Mon County Fish Kill Thought to Be Over Continues, Widens
The State Journal
17 September 2009
By Pam Kasey
MORGANTOWN -- A Monongalia County fish kill that was thought to be over
by Sept. 5 has begun again.
The first call about the incident came in on Sept. 1, according to
Frank Jernejcic of the West Virginia Division of Natural Resources.
The West Virginia Department of Environmental Protection received a
call from a local resident about dead fish at Pentress, about 8 miles
above where Dunkard Creek enters Pennsylvania, Jernejcic said at a
Sept. 11 monthly Monongahela River Water Quality Forum in Morgantown.
Dead fish is a highest priority report, Jernejcic said, because time
can be of the essence in tracking the cause. He and a DEP employee were
on the creek that afternoon and for several days after.
Through the week, they found dead fish from 10.2 miles above the state
line all the way down to about the state line; none dead fish were
found further downstream in Pennsylvania.

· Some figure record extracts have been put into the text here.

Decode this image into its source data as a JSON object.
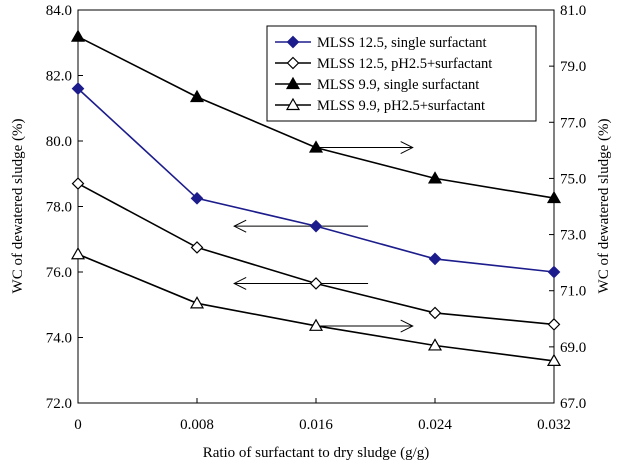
{
  "chart_data": {
    "type": "line",
    "x": [
      0,
      0.008,
      0.016,
      0.024,
      0.032
    ],
    "x_tick_labels": [
      "0",
      "0.008",
      "0.016",
      "0.024",
      "0.032"
    ],
    "xlabel": "Ratio of surfactant to dry sludge (g/g)",
    "ylabel_left": "WC of dewatered sludge (%)",
    "ylabel_right": "WC of dewatered sludge (%)",
    "ylim_left": [
      72.0,
      84.0
    ],
    "ylim_right": [
      67.0,
      81.0
    ],
    "y_tick_labels_left": [
      "72.0",
      "74.0",
      "76.0",
      "78.0",
      "80.0",
      "82.0",
      "84.0"
    ],
    "y_tick_labels_right": [
      "67.0",
      "69.0",
      "71.0",
      "73.0",
      "75.0",
      "77.0",
      "79.0",
      "81.0"
    ],
    "grid": false,
    "legend_position": "top-right",
    "series": [
      {
        "name": "MLSS 12.5, single surfactant",
        "axis": "left",
        "marker": "filled-diamond",
        "color": "#1c1c8c",
        "values": [
          81.6,
          78.25,
          77.4,
          76.4,
          76.0
        ]
      },
      {
        "name": "MLSS 12.5, pH2.5+surfactant",
        "axis": "left",
        "marker": "open-diamond",
        "color": "#000000",
        "values": [
          78.7,
          76.75,
          75.65,
          74.75,
          74.4
        ]
      },
      {
        "name": "MLSS 9.9, single surfactant",
        "axis": "right",
        "marker": "filled-triangle",
        "color": "#000000",
        "values": [
          80.05,
          77.9,
          76.1,
          75.0,
          74.3
        ]
      },
      {
        "name": "MLSS 9.9, pH2.5+surfactant",
        "axis": "right",
        "marker": "open-triangle",
        "color": "#000000",
        "values": [
          72.3,
          70.55,
          69.75,
          69.05,
          68.5
        ]
      }
    ],
    "annotations": [
      {
        "type": "arrow",
        "direction": "right",
        "x_from": 0.016,
        "x_to": 0.0225,
        "y": 79.8,
        "axis": "left"
      },
      {
        "type": "arrow",
        "direction": "left",
        "x_from": 0.0195,
        "x_to": 0.0105,
        "y": 77.4,
        "axis": "left"
      },
      {
        "type": "arrow",
        "direction": "left",
        "x_from": 0.0195,
        "x_to": 0.0105,
        "y": 75.65,
        "axis": "left"
      },
      {
        "type": "arrow",
        "direction": "right",
        "x_from": 0.016,
        "x_to": 0.0225,
        "y": 74.35,
        "axis": "left"
      }
    ]
  }
}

Fish were congregating at the mouths of tributaries, Jernejcic said,
and avoiding the main stem. He added that Dunkard Creek has one of the
most diverse mussel populations in the state, and mussels were dead,
too.
Bradley Swiger of the DEP's Office of Environmental Enforcement
described the water's appearance.
"There was a rust-colored look to the stream," Swiger said.

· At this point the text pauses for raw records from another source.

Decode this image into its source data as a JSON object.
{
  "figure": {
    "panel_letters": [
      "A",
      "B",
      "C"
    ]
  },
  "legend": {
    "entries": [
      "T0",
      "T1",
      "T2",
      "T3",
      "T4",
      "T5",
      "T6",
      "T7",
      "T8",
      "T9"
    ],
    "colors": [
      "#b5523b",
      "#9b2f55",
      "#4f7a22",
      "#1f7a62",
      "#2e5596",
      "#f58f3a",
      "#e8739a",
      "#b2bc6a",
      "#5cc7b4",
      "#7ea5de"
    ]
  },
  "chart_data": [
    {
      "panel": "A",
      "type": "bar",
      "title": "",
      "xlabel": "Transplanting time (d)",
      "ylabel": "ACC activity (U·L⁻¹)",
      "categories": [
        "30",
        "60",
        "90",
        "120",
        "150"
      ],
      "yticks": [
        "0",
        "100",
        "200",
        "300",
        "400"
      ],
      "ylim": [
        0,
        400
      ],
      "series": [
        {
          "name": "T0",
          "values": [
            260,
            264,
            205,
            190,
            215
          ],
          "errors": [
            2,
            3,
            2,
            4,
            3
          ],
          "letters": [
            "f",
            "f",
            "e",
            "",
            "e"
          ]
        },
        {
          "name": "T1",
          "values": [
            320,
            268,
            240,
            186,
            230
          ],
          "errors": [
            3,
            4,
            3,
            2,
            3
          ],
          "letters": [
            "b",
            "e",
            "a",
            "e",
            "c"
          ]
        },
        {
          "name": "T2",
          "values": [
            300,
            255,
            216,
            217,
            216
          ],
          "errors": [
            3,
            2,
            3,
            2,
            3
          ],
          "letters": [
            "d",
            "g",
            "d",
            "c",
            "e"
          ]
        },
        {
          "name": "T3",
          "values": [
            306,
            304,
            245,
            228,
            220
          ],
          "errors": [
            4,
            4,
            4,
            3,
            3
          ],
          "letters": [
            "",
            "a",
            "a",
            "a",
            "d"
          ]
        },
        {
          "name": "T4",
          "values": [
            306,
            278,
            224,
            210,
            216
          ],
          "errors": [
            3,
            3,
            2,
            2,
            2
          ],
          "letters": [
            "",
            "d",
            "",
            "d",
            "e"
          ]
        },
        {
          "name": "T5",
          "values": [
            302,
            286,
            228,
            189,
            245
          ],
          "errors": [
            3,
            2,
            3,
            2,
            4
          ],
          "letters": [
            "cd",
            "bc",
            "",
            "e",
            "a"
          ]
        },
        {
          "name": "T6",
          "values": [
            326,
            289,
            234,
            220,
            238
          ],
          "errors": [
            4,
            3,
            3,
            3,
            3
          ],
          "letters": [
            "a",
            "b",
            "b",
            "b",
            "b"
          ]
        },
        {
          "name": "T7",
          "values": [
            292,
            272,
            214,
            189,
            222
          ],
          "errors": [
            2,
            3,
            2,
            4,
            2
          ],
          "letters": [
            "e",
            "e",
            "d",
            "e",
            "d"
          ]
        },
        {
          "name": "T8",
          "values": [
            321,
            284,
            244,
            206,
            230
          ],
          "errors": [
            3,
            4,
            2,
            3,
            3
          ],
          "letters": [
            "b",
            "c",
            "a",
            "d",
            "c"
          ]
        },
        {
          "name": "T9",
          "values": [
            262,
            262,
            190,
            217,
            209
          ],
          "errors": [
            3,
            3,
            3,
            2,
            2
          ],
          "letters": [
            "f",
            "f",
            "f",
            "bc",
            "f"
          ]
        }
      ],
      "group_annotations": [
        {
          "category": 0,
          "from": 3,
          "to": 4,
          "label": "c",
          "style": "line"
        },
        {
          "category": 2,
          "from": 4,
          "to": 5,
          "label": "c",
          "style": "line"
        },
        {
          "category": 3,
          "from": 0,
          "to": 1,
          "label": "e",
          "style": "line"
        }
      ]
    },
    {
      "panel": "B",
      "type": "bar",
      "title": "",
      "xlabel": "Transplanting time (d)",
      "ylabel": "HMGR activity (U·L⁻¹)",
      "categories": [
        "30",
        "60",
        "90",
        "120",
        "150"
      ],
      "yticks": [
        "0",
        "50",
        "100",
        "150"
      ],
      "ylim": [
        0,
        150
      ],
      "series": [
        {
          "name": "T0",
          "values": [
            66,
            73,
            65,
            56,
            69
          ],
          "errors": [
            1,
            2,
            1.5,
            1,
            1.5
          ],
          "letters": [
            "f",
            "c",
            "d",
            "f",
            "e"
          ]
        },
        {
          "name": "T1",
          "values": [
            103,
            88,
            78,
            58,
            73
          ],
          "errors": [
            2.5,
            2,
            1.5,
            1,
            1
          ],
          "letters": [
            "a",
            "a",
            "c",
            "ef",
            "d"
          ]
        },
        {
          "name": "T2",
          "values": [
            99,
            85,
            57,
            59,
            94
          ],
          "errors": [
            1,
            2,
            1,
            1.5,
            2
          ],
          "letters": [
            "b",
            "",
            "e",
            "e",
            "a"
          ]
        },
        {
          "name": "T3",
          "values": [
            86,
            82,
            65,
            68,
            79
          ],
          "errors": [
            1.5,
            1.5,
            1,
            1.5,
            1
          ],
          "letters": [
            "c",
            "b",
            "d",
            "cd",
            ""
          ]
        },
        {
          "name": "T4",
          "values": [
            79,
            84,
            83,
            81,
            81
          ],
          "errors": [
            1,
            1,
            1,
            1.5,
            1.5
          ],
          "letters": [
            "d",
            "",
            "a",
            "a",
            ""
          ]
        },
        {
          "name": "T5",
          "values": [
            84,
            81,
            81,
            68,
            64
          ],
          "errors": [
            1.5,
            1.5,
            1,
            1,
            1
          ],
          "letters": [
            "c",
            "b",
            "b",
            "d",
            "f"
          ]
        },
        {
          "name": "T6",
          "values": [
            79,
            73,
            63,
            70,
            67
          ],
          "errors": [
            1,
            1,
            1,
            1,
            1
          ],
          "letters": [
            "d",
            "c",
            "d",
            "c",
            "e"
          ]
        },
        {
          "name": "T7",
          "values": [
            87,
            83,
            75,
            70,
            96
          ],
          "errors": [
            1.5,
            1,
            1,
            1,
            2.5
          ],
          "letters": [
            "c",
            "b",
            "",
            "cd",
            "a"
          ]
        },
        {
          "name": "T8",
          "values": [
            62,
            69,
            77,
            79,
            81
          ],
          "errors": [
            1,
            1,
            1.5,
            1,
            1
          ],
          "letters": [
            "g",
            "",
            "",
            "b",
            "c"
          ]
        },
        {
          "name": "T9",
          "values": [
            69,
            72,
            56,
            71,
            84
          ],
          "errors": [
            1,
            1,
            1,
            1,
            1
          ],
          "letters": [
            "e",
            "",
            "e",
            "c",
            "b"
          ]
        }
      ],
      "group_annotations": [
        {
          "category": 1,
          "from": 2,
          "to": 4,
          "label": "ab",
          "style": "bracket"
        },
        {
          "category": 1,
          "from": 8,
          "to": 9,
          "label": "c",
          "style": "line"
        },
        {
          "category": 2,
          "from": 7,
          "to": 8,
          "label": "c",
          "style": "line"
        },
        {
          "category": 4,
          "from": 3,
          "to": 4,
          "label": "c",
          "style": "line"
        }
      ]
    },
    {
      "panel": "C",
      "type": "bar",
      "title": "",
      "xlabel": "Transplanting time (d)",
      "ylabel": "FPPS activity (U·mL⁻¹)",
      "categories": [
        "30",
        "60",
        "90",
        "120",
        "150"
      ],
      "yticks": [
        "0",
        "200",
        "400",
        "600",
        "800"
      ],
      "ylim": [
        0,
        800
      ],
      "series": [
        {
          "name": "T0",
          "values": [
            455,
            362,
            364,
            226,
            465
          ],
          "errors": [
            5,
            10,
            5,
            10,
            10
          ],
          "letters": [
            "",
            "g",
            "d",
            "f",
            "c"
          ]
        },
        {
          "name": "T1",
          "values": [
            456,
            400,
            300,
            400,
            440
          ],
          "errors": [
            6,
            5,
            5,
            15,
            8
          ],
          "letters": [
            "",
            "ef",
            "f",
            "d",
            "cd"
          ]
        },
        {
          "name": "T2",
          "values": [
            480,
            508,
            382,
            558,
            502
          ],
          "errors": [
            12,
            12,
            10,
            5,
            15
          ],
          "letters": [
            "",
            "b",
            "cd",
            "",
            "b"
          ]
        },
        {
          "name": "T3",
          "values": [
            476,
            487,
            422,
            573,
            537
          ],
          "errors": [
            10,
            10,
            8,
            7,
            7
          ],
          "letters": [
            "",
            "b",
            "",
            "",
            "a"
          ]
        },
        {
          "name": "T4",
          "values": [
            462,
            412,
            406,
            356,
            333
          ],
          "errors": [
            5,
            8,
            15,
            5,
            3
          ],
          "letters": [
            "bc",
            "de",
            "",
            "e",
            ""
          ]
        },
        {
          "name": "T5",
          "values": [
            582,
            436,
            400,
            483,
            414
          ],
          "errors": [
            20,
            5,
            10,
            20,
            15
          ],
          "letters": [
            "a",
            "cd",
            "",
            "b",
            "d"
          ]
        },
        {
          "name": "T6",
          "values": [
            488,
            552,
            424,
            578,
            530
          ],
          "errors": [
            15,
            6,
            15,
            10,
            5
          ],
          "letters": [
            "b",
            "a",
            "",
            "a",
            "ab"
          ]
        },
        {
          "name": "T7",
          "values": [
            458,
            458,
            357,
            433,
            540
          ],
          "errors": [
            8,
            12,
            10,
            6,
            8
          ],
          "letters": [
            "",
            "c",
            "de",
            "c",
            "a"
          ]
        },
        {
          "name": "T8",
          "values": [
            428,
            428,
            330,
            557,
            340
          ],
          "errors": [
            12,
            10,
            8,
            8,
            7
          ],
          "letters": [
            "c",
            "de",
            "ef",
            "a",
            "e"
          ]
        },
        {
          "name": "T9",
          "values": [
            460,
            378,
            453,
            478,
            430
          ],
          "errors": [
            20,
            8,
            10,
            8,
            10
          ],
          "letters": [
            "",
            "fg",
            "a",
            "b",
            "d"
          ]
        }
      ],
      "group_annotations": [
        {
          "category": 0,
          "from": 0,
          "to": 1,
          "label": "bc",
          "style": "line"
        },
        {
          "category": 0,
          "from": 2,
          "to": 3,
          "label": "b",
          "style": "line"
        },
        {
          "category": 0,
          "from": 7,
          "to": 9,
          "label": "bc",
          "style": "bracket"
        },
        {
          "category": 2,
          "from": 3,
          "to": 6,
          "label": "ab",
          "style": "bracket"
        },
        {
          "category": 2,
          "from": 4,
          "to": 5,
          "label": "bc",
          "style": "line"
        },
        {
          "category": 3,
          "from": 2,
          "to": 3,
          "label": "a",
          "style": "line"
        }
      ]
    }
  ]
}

He described it as more like tea than like the yellowboy that can
appear on the bed of an acid mine drainage-affected stream or like any
oily substance floating on top.
"It did not start at a point source. It wasn't something that you could
just track up to a pipe."
The source wasn't clear.
"I've looked at probably a couple hundred (fish kills)," Jernejcic
said. "Generally, where there's dead fish, the thing starts shortly
above where you first see dead fish -- it's fairly obvious where you
start looking. In this case it's a little different."
The agencies analyzed the water on the spot for pH, conductivity and
dissolved oxygen, Swiger said, and did not find anything far out of the
ordinary.
They also sent samples to labs to test for a broad range of substances
that require more complex measurements. Metals, nutrients, total
dissolved solids, total suspended solids, organics, volatiles and
semi-volatiles were some of the substances mentioned.
The obvious suspect in the heavily mined Dunkard Creek basin is acid
mine drainage. But areas below the major mines, miles upstream, did not
have dead fish.
"We had inspectors go out and check all of the mine discharges upstream
of Pentress," said Mike Carico of the DEP's Division of Mining and
Reclamation, describing one mine as a mile and a half and another as 10
miles upstream.
"They were all found to be in compliance with their NPDES permit
limitations," Carico said.
A second and related suspect is mine pools, voids left behind by past
mining that fill over time and sometimes overflow, discharging acid
mine drainage into local waterways.
Everyone involved with the mine pools agreed the levels in the area are
low at this time -- several hundred feet below the stream elevation.
A third possibility that has occurred to local residents is brine from
gas well drilling operations.
Martin Niverth of the Department of Economic Development in Greene
County, Pa., where Dunkard Creek enters from West Virginia, said he
gets calls all the time about tankers dumping brine in streams.
Swiger said his office investigates similar calls from time to time and
the trucks always turn out to be withdrawing, not dumping.
Jernejcic agreed.
"We acknowledge that that may happen," Swiger said, "but we've never
seen it."
The water sampling results should shed light on that.
Jernejcic said no explanation has been ruled out.
"We're trying to leave no stone unturned," he said. "Even stuff that we
say, 'No, that's ridiculous,' or 'We've never seen that before,' we're
checking it out."
Meanwhile, though, the fish are dying again.
Two attendees at the Sept. 11 water quality forum visited the creek
that afternoon and found more dead fish, according to Barry Pallay of
the Upper Monongahela River Association and the Vision 2020 Monongahela
River Recreation and Commerce Committee. The two organizations host the
monthly water quality forum.
"DEP and DNR are out in force today," Pallay said on Sept. 14, "and on
Tuesday, they will probably be taking samples of fish for analysis. The
information I have is that the problem is widening."